Заготовщики принесли стопки алюминиевых мисок, два тяжелых металлических бачка с дымящейся гречневой кашей, разделенное на порции желтое масло, буханки теплого белого хлеба, чайник с кофе.
— Это каждый день так кормят? — отпивая кофе из зеленой эмалированной кружки, спросил Сметанин у сержагми Иванова, который примостился рядом с ним на конце лавки.
— Пища такая же. Только по первой хватать не будет.
— Что так?
— Тактика начнется — азарт к еде наживёшь, барана будет мало…
Сметанин смотрел на своих новых товарищей.
«Неужели и у меня так топорщится гимнастерка? И я так же изменился со вчерашнего дня? Я стал солдатом… Теперь это надолго… на три года…»
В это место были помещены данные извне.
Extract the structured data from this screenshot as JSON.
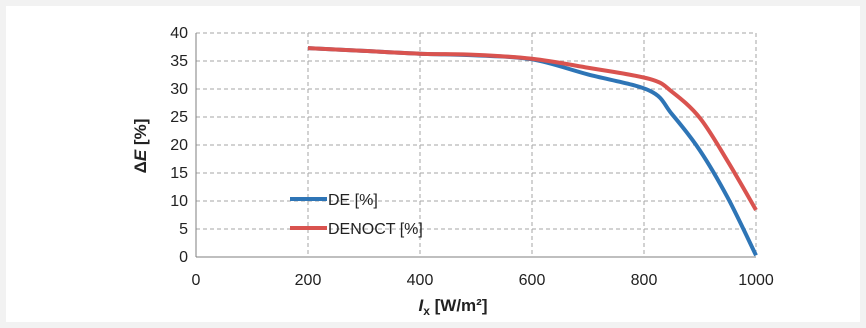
{
  "chart_data": {
    "type": "line",
    "xlabel": "I_x [W/m²]",
    "xlabel_main": "I",
    "xlabel_sub": "x",
    "xlabel_unit": " [W/m²]",
    "ylabel": "ΔE [%]",
    "ylabel_delta": "Δ",
    "ylabel_var": "E",
    "ylabel_unit": " [%]",
    "xlim": [
      0,
      1000
    ],
    "ylim": [
      0,
      40
    ],
    "x_ticks": [
      0,
      200,
      400,
      600,
      800,
      1000
    ],
    "y_ticks": [
      0,
      5,
      10,
      15,
      20,
      25,
      30,
      35,
      40
    ],
    "x_tick_labels": [
      "0",
      "200",
      "400",
      "600",
      "800",
      "1000"
    ],
    "y_tick_labels": [
      "0",
      "5",
      "10",
      "15",
      "20",
      "25",
      "30",
      "35",
      "40"
    ],
    "grid": "dashed",
    "legend_position": "lower-left",
    "series": [
      {
        "name": "DE [%]",
        "color": "#2e75b6",
        "x": [
          200,
          300,
          400,
          500,
          600,
          700,
          810,
          850,
          900,
          950,
          1000
        ],
        "y": [
          37.3,
          36.8,
          36.3,
          36.0,
          35.3,
          32.6,
          29.7,
          25.5,
          19.0,
          10.5,
          0.3
        ]
      },
      {
        "name": "DENOCT [%]",
        "color": "#d9534f",
        "x": [
          200,
          300,
          400,
          500,
          600,
          700,
          810,
          850,
          900,
          950,
          1000
        ],
        "y": [
          37.3,
          36.8,
          36.3,
          36.1,
          35.4,
          33.8,
          31.8,
          29.5,
          24.8,
          17.0,
          8.4
        ]
      }
    ]
  }
}
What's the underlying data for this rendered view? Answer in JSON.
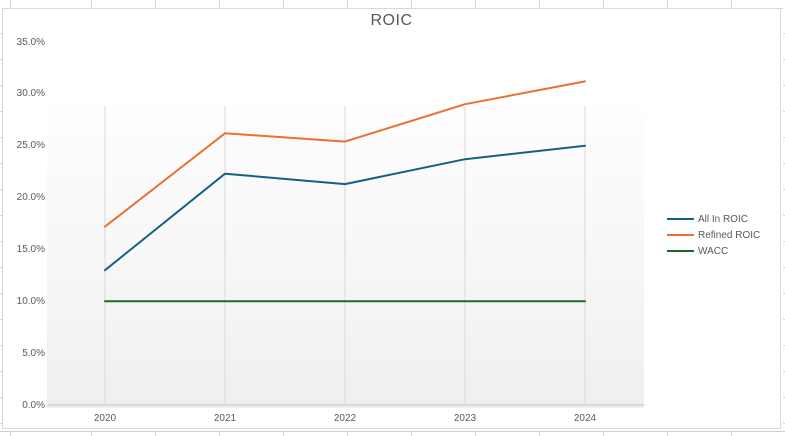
{
  "chart_data": {
    "type": "line",
    "title": "ROIC",
    "categories": [
      "2020",
      "2021",
      "2022",
      "2023",
      "2024"
    ],
    "series": [
      {
        "name": "All In ROIC",
        "color": "#156082",
        "values": [
          13.0,
          22.3,
          21.3,
          23.7,
          25.0
        ]
      },
      {
        "name": "Refined ROIC",
        "color": "#E97132",
        "values": [
          17.2,
          26.2,
          25.4,
          29.0,
          31.2
        ]
      },
      {
        "name": "WACC",
        "color": "#196B24",
        "values": [
          10.0,
          10.0,
          10.0,
          10.0,
          10.0
        ]
      }
    ],
    "unit": "%",
    "ylabel": "",
    "xlabel": "",
    "ylim": [
      0,
      35
    ],
    "y_axis": {
      "min": 0,
      "max": 35,
      "step": 5,
      "tick_labels": [
        "0.0%",
        "5.0%",
        "10.0%",
        "15.0%",
        "20.0%",
        "25.0%",
        "30.0%",
        "35.0%"
      ]
    },
    "legend_position": "right",
    "gridlines": "vertical",
    "grid_color": "#D9D9D9",
    "axis_line_color": "#BFBFBF",
    "text_color": "#595959"
  }
}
Ему казалось что все три года будет, как сейчас, зима.
2
Устроились удобно. Вся карантинная рота сидела на табуретках в проходе, а они — Сметанин, Ярцев, Магомедов, Градов и Андреев — примостились на градовской койке нижнего яруса.
— Вот ведь дети собрались… Вот дети, — приговаривал Митя Андреев. — «Правда ли-, что срок службы сократят?» Кто им такое скажет?.. Уши вянут слушать…
— Закрой уши, — сказал Расул, — чтобы не завяли…
Андреев вспомнил, как оттопыриваются у него уши, и покраснел.
— Ты на что намекаешь? — спросил он вызывающе.